February 13, 2011

POSSIBLY IRRITATING ESSAY: SCIENCE Doesn't Announce the Death of Death!



A few months ago, astrophysicist and certified genius, Stephen Hawking announced: “science makes God unnecessary.” (http://abcnews.go.com/GMA/stephen-hawking-science-makes-god-unnecessary/story?id=11571150)

Several years ago, my son was training to be a paramedic. The stories he’d bring home while often horrific, were sometimes amazing.

People who would have died fifty years ago were not only living, but also being brought back from the verge of death. Twenty-first Century medical science has got the “resurrection” bit down. It’s just a matter of time, technology and technique and we’ll be able to snatch just about anyone from the jaws of oblivion.

The scientific creation of life in the laboratory as well, is pretty much a “done deal”. While researchers haven’t actually made monkeys from Formula 409, complex theories smooshing together other, slightly less complex theories have emerged that satisfactorily explain the origin of life on Earth to most of the scientific community (by that, writers usually mean “Americans” or more specifically, “Americans who don’t believe kooky creation myths”). Abiogenesis, followed by biopoeisis have created statements like the following:

“The first organisms were self-replicating iron-rich clays which fixed carbon dioxide into oxalic and other dicarboxylic acids. This system of replicating clays and their metabolic phenotype then evolved into the sulfide rich region of the hotspring acquiring the ability to fix nitrogen. Finally phosphate was incorporated into the evolving system which allowed the synthesis of nucleotides and phospholipids. If biosynthesis recapitulates biopoesis, then the synthesis of amino acids preceded the synthesis of the purine and pyrimidine bases. Furthermore the polymerization of the amino acid thioesters into polypeptides preceded the directed polymerization of amino acid esters by polynucleotides.” (http://en.wikipedia.org/wiki/Abiogenesis) (The weird thing here, is I actually understand what this means! I was originally a biology major in college and have kept up by reading as many articles as I can on a bewildering array of subjects).

So, we have resurrection and creation handled. The last thing the scientific community needs to do to claim godhood is make us live forever.

It’s stymied.

Totally.

While science has extended our lives and the “current maximum lifespan for humans is in excess of 120 years”, it doesn’t even come close to immortality. Cryonics (I have a go at this whole crazy religion here: http://faithandsciencefiction.blogspot.com/2009/11/possibly-irritating-essays-dream-of.html) and other quack medical treatments like the $50 BILLION anti-aging industry have NOT brought us really significant extensions of life. I now look at cryonics as an attempt by some in the scientific community to change the generally accepted paradigm that “everything living dies”. They’ve tried to do an ad campaign to tell us that “eternal life is just around the corner!” But real people aren’t biting. The evidence seems clear: we may have creation and resurrection down, but eternal life is beyond human accomplishment and remains in the purview of God.

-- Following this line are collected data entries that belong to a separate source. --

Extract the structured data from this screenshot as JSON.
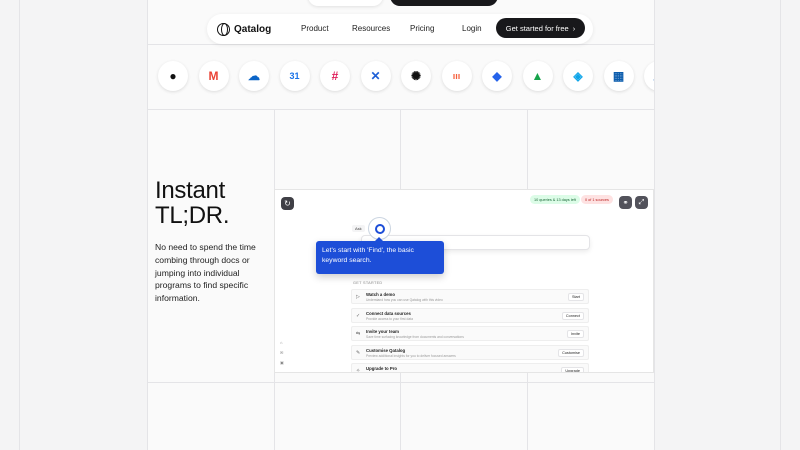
{
  "nav": {
    "logo_text": "Qatalog",
    "links": [
      "Product",
      "Resources",
      "Pricing",
      "Login"
    ],
    "cta_label": "Get started for free",
    "cta_icon": "chevron-right-icon"
  },
  "integrations": [
    {
      "name": "github-icon",
      "glyph": "●",
      "color": "#111111"
    },
    {
      "name": "gmail-icon",
      "glyph": "M",
      "color": "#ea4335"
    },
    {
      "name": "onedrive-icon",
      "glyph": "☁",
      "color": "#0a64c7"
    },
    {
      "name": "google-calendar-icon",
      "glyph": "31",
      "color": "#1a73e8"
    },
    {
      "name": "slack-icon",
      "glyph": "#",
      "color": "#e01e5a"
    },
    {
      "name": "confluence-icon",
      "glyph": "✕",
      "color": "#1d5fd6"
    },
    {
      "name": "openai-icon",
      "glyph": "✺",
      "color": "#111111"
    },
    {
      "name": "monday-icon",
      "glyph": "ııı",
      "color": "#f55f3c"
    },
    {
      "name": "jira-icon",
      "glyph": "◆",
      "color": "#2563eb"
    },
    {
      "name": "google-drive-icon",
      "glyph": "▲",
      "color": "#16a34a"
    },
    {
      "name": "atlassian-icon",
      "glyph": "◈",
      "color": "#0ea5e9"
    },
    {
      "name": "planner-icon",
      "glyph": "▦",
      "color": "#0b5cad"
    },
    {
      "name": "partial-app-icon",
      "glyph": "☁",
      "color": "#0a64c7"
    }
  ],
  "hero": {
    "headline_line1": "Instant",
    "headline_line2": "TL;DR.",
    "body": "No need to spend the time combing through docs or jumping into individual programs to find specific information."
  },
  "app": {
    "usage_badge": "10 queries & 13 days left",
    "status_badge": "0 of 1 sources",
    "ask_chip": "Ask",
    "tooltip": "Let's start with 'Find', the basic keyword search.",
    "section_label": "GET STARTED",
    "tasks": [
      {
        "title": "Watch a demo",
        "subtitle": "Understand how you can use Qatalog with this video",
        "button": "Start",
        "icon": "▷"
      },
      {
        "title": "Connect data sources",
        "subtitle": "Provide access to your first data",
        "button": "Connect",
        "icon": "✓"
      },
      {
        "title": "Invite your team",
        "subtitle": "Save time surfacing knowledge from documents and conversations",
        "button": "Invite",
        "icon": "⇆"
      },
      {
        "title": "Customise Qatalog",
        "subtitle": "Preview additional insights for you to deliver focused answers",
        "button": "Customise",
        "icon": "✎"
      },
      {
        "title": "Upgrade to Pro",
        "subtitle": "Search in integrations, unlimited queries and create work spaces",
        "button": "Upgrade",
        "icon": "✧"
      }
    ],
    "side_items": [
      "⌂",
      "✉",
      "▣"
    ]
  },
  "colors": {
    "accent": "#1d4ed8",
    "cta": "#18181b",
    "usage_badge_bg": "#dcfce7",
    "status_badge_bg": "#fee2e2"
  }
}
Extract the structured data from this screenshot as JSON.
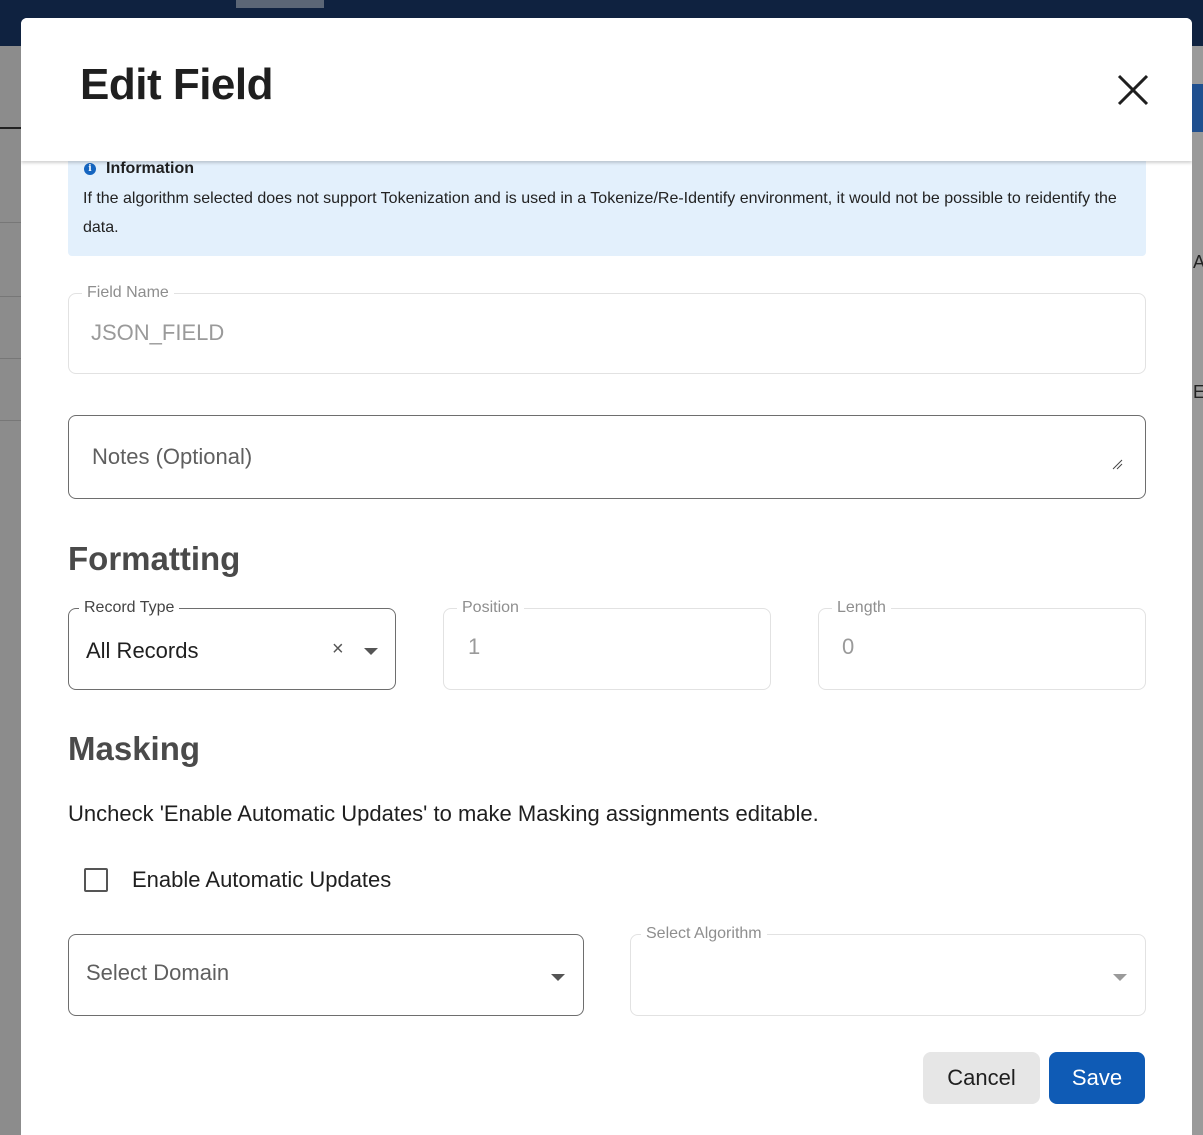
{
  "modal": {
    "title": "Edit Field",
    "close_icon": "close-icon"
  },
  "alert": {
    "icon": "info-icon",
    "title": "Information",
    "text": "If the algorithm selected does not support Tokenization and is used in a Tokenize/Re-Identify environment, it would not be possible to reidentify the data."
  },
  "field_name": {
    "label": "Field Name",
    "value": "JSON_FIELD"
  },
  "notes": {
    "placeholder": "Notes (Optional)"
  },
  "formatting": {
    "title": "Formatting",
    "record_type": {
      "label": "Record Type",
      "value": "All Records",
      "clear_symbol": "×"
    },
    "position": {
      "label": "Position",
      "value": "1"
    },
    "length": {
      "label": "Length",
      "value": "0"
    }
  },
  "masking": {
    "title": "Masking",
    "note": "Uncheck 'Enable Automatic Updates' to make Masking assignments editable.",
    "auto_updates_label": "Enable Automatic Updates",
    "auto_updates_checked": false,
    "domain_placeholder": "Select Domain",
    "algorithm_label": "Select Algorithm"
  },
  "actions": {
    "cancel_label": "Cancel",
    "save_label": "Save"
  },
  "colors": {
    "primary": "#0f5bb5",
    "alert_background": "#e3f0fc",
    "top_bar": "#0f2240"
  },
  "background": {
    "edge_chars": [
      "A",
      "E"
    ]
  }
}
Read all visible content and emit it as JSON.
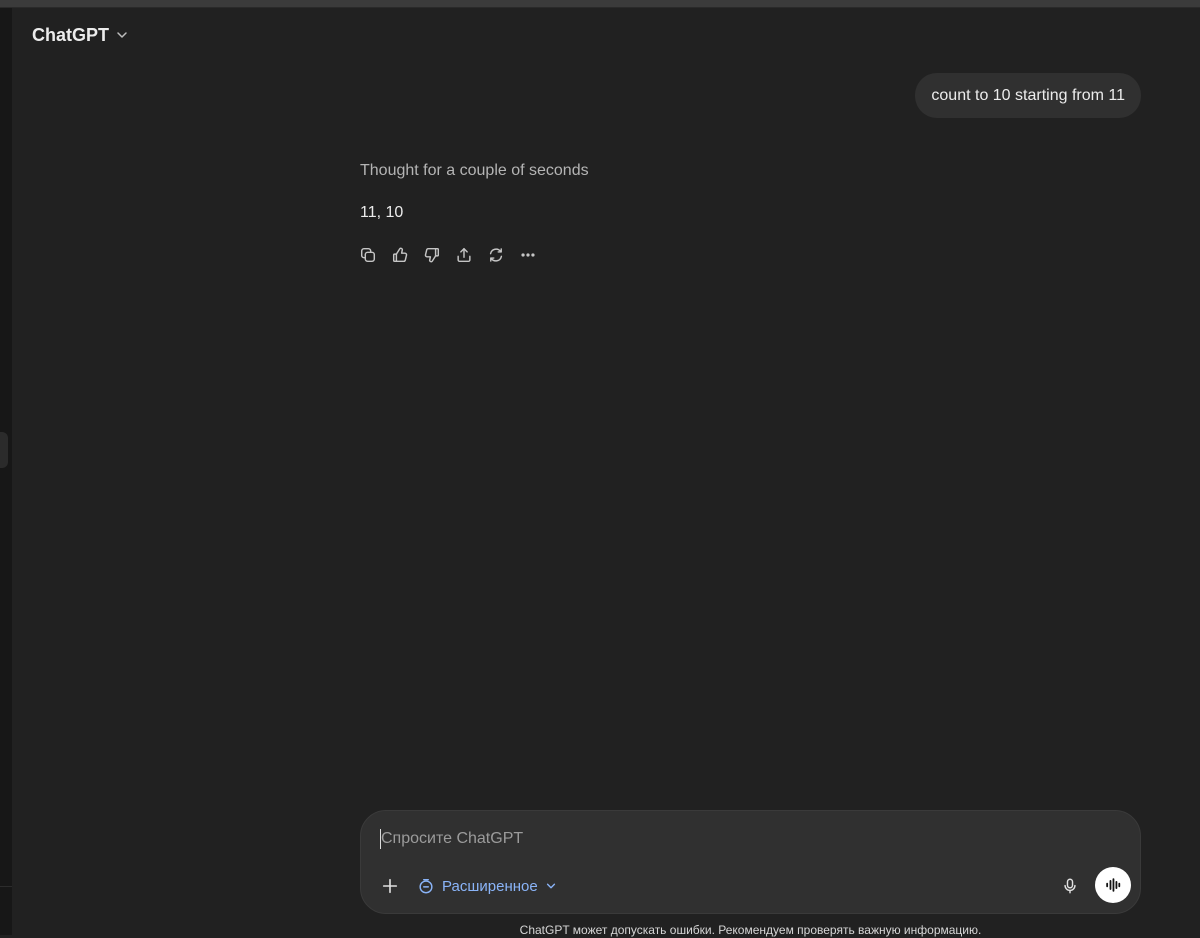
{
  "header": {
    "model_title": "ChatGPT"
  },
  "conversation": {
    "user_message": "count to 10 starting from 11",
    "assistant": {
      "thought_label": "Thought for a couple of seconds",
      "answer": "11, 10",
      "actions": [
        "copy-icon",
        "thumbs-up-icon",
        "thumbs-down-icon",
        "share-icon",
        "regenerate-icon",
        "more-icon"
      ]
    }
  },
  "composer": {
    "placeholder": "Спросите ChatGPT",
    "mode_label": "Расширенное",
    "accent_color": "#8ab4f8"
  },
  "footer": {
    "disclaimer": "ChatGPT может допускать ошибки. Рекомендуем проверять важную информацию."
  }
}
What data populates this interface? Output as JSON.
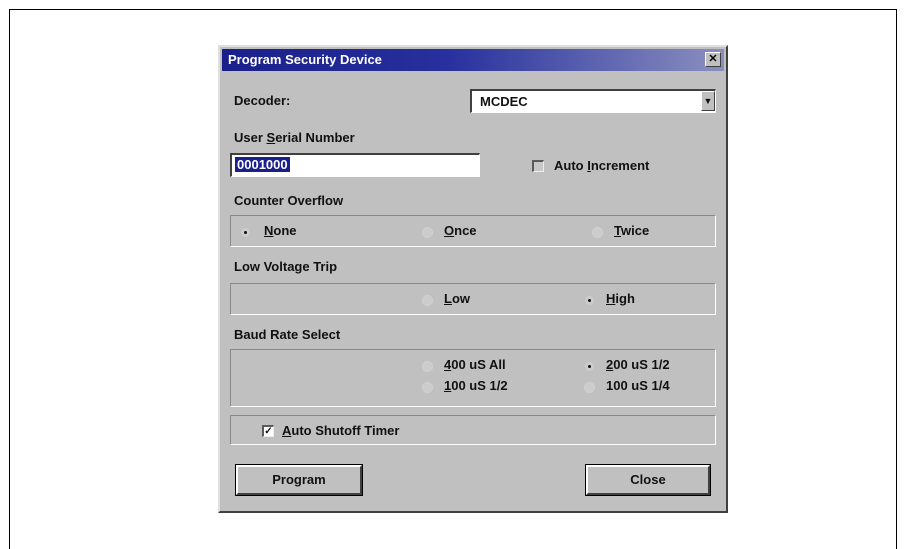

This is where science, scientists, science fiction writers and researchers get mad: they’ve taken Creation and nailed The Resurrection. They’re working on Feeding The Five Thousand With Five Loaves Of Bread And Two Fish and expect that that will be a problem soon yanked from the sole possession of religion. But they just can’t seem to join into a coherent front on what they call “life extension”, what others call “immortality” and what the Bible calls “eternal life”.

The aphorism, “The only sure thing is death and taxes” (gleaned from Daniel Defoe’s 1726 statement: “Things as certain as death and taxes can be more firmly believed.") continues to vex science, and I’m pretty sure that in the long run, it will be an accomplishment not even Stephen Hawking can make disappear by proclamation.


1 comment:

The Coffeehouse Storeroom said...

Hypothetically all you need to achieve immortality is medical science advancing more than 1 year a year.

But there is one thing science can't win over from religion. And it's the thing that religion has at its heart. Faith. There is a scientific community, but it's all about advancing and all about work.
Religion is a community of people coming together to believe in something, to cling to the edge of the last dingdong of doom that clangs and fades from the last worthless rock hanging tideless in the last red and dying evening.